‘Ugly’ phone boxes that blight UK streets should be removed, says thinktank

https://www.theguardian.com/business/article/2024/jul/19/ugly-phone-boxes-blight-uk-streets-should-be-removed-thinktank

by F0urLeafCl0ver

26 comments
  1. I agree with this idea, hopefully some of the phone boxes removed could be replaced with urinals to tackle the issue of public urination.

  2. Payphones are a key resource for people who do not have a cellphone.

  3. Considering they already have power and phone lines maybe make them into a public WiFi hub built into something pleasing to the eye.

  4. Why is it that a think-tank saying something is considered news

  5. Ok. They are widely useless nowadays, anyway. Wasted space.

    Replace them with rubbish bins. Make it easier on you dirty dirty people to keep the streets clean.

  6. Is there a practical reason beyond ugliness? Is this thinktank just old ladies discussing what’s nice and what’s not nice?

  7. The phone box outside mine in use all the time.
    Pretty sure smoking crack is not the intended purpose though…

  8. Or just repurpose them, plenty have been turned into defib stations etc.
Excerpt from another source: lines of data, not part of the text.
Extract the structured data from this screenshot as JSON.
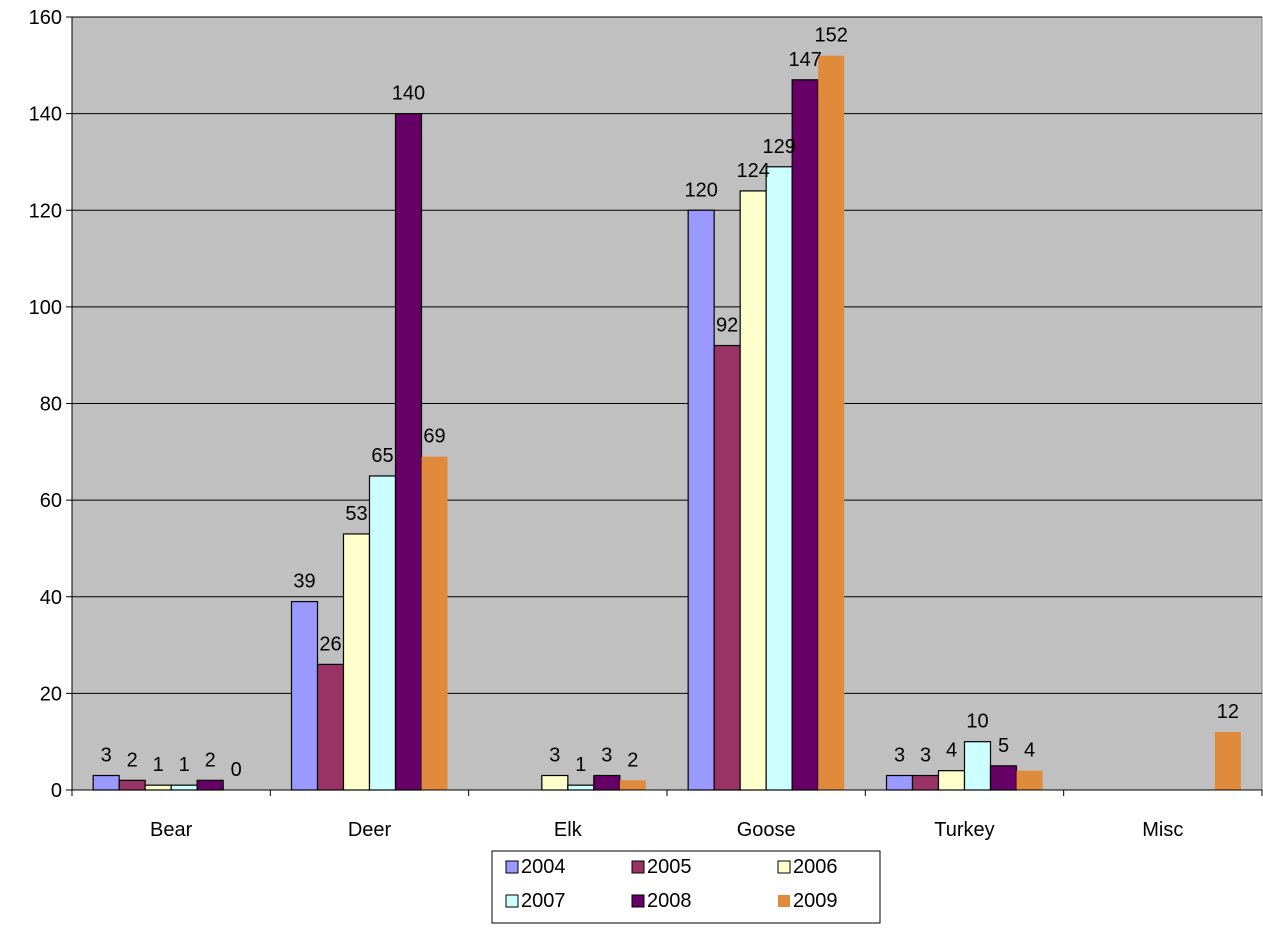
{
  "chart_data": {
    "type": "bar",
    "title": "",
    "xlabel": "",
    "ylabel": "",
    "ylim": [
      0,
      160
    ],
    "yticks": [
      0,
      20,
      40,
      60,
      80,
      100,
      120,
      140,
      160
    ],
    "grid": true,
    "legend_position": "bottom",
    "plot_background": "#c0c0c0",
    "categories": [
      "Bear",
      "Deer",
      "Elk",
      "Goose",
      "Turkey",
      "Misc"
    ],
    "series": [
      {
        "name": "2004",
        "color": "#9999ff",
        "values": [
          3,
          39,
          null,
          120,
          3,
          null
        ],
        "labels": [
          "3",
          "39",
          null,
          "120",
          "3",
          null
        ]
      },
      {
        "name": "2005",
        "color": "#993366",
        "values": [
          2,
          26,
          null,
          92,
          3,
          null
        ],
        "labels": [
          "2",
          "26",
          null,
          "92",
          "3",
          null
        ]
      },
      {
        "name": "2006",
        "color": "#ffffcc",
        "values": [
          1,
          53,
          3,
          124,
          4,
          null
        ],
        "labels": [
          "1",
          "53",
          "3",
          "124",
          "4",
          null
        ]
      },
      {
        "name": "2007",
        "color": "#ccffff",
        "values": [
          1,
          65,
          1,
          129,
          10,
          null
        ],
        "labels": [
          "1",
          "65",
          "1",
          "129",
          "10",
          null
        ]
      },
      {
        "name": "2008",
        "color": "#660066",
        "values": [
          2,
          140,
          3,
          147,
          5,
          null
        ],
        "labels": [
          "2",
          "140",
          "3",
          "147",
          "5",
          null
        ]
      },
      {
        "name": "2009",
        "color": "#e08a3c",
        "values": [
          0,
          69,
          2,
          152,
          4,
          12
        ],
        "labels": [
          "0",
          "69",
          "2",
          "152",
          "4",
          "12"
        ]
      }
    ]
  }
}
  9. The one outside my office in Luton is used as a urinal, drug consumption area and on one occasion an area for the fingering of a person’s bum

  10. What about the multiple telegraph poles now littering every street, thanks to IX wireless throwing poles up everywhere in an attempt to get faster broadband rolled out? Now we have dual infrastructure and street furniture littering the pavements and it looks like a complete dogs dinner. All for WiFi to the home which runs significantly slower than FTTP.

  11. Boo no. I like them, I think they’re iconic. Especially the ones in rural areas. 
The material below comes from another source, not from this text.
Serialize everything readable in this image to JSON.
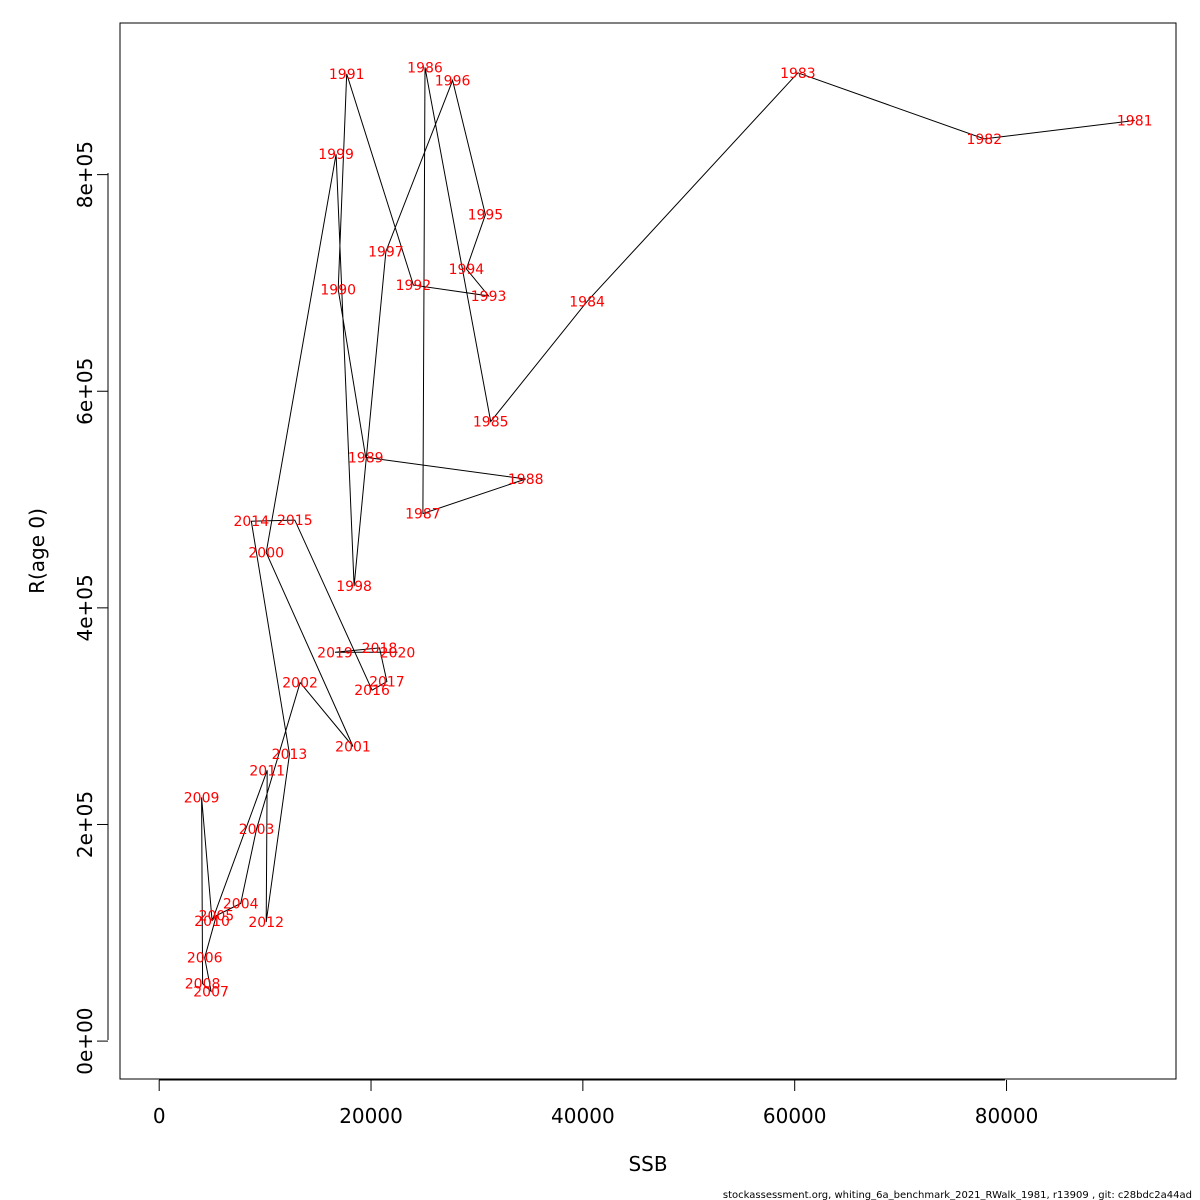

  12. We must defend the great british right to piss in disused phone boxes………we shall fight them on the beaches…..

  13. I would turn them into one-stop mobile care centres.

    Chargers for all current types of connector. Wifi. Perhaps even a public calling app that acts pretty much exactly how a landline used to. You scan a QR into your phone, and can then make a free call over the WiFi (almost like WhatsApp, but for people who don’t have it) to a landline/mobile number.

    Oh, and a chair.

  14. They’re free use already, just not maintained very well. Someone mentioned the Australian method (free wifi, USB charging) and I 100% think that should be looked into over here

  15. Less of an eyesore then ugly glass bricks that keep replacing nice looking buildings

  16. Think tank a bit late on this one. They are in the process of being removed. It’s no going to be overnight. There’s none left in my town as they began removing them years ago slowly. Calm down, they’ll get around to it.

  17. I mean, they’re just vandalised, graffiti’d or used as public urinals. I see no benefit to keeping them really. End of an era for sure, but they’ve well overstayed their welcome

  18. Those are for phoning people? I thought they were poorly designed public toilets.

  19. What I don’t understand is that at one point we made the world’s most iconic phone box design, and then someone decided nah, it should be a grey steel box.

  20. Does seem a bit off that they expect compensation for loss of advertising revenue. I mean did they pay in the first place for the unlimited right to advertise?

  21. In other words, as millions of people use them each year, and they are something that distinguishes our streets from those of Paris or New York, they are a net benefit. Plus, if there is to be graffiti, why not on these ‘blank canvases’ amenable to cleaning instead of nice buildings?

  22. I don’t think the phone boxes are the problem tbh really, many of the main cities should be gutted too to be honest, just dilapidated concrete shit holes. Even the major cities are bland and an eyesore.

  23. am for this honestly.
    The ones we have in my part of east london are absolutely filthy, seen people doing drugs in them a couple of times

  24. I don’t mind them being removed. But as someone who leaves his phone at home it’s annoying that these days most shops and restaurants won’t let you borrow their phone.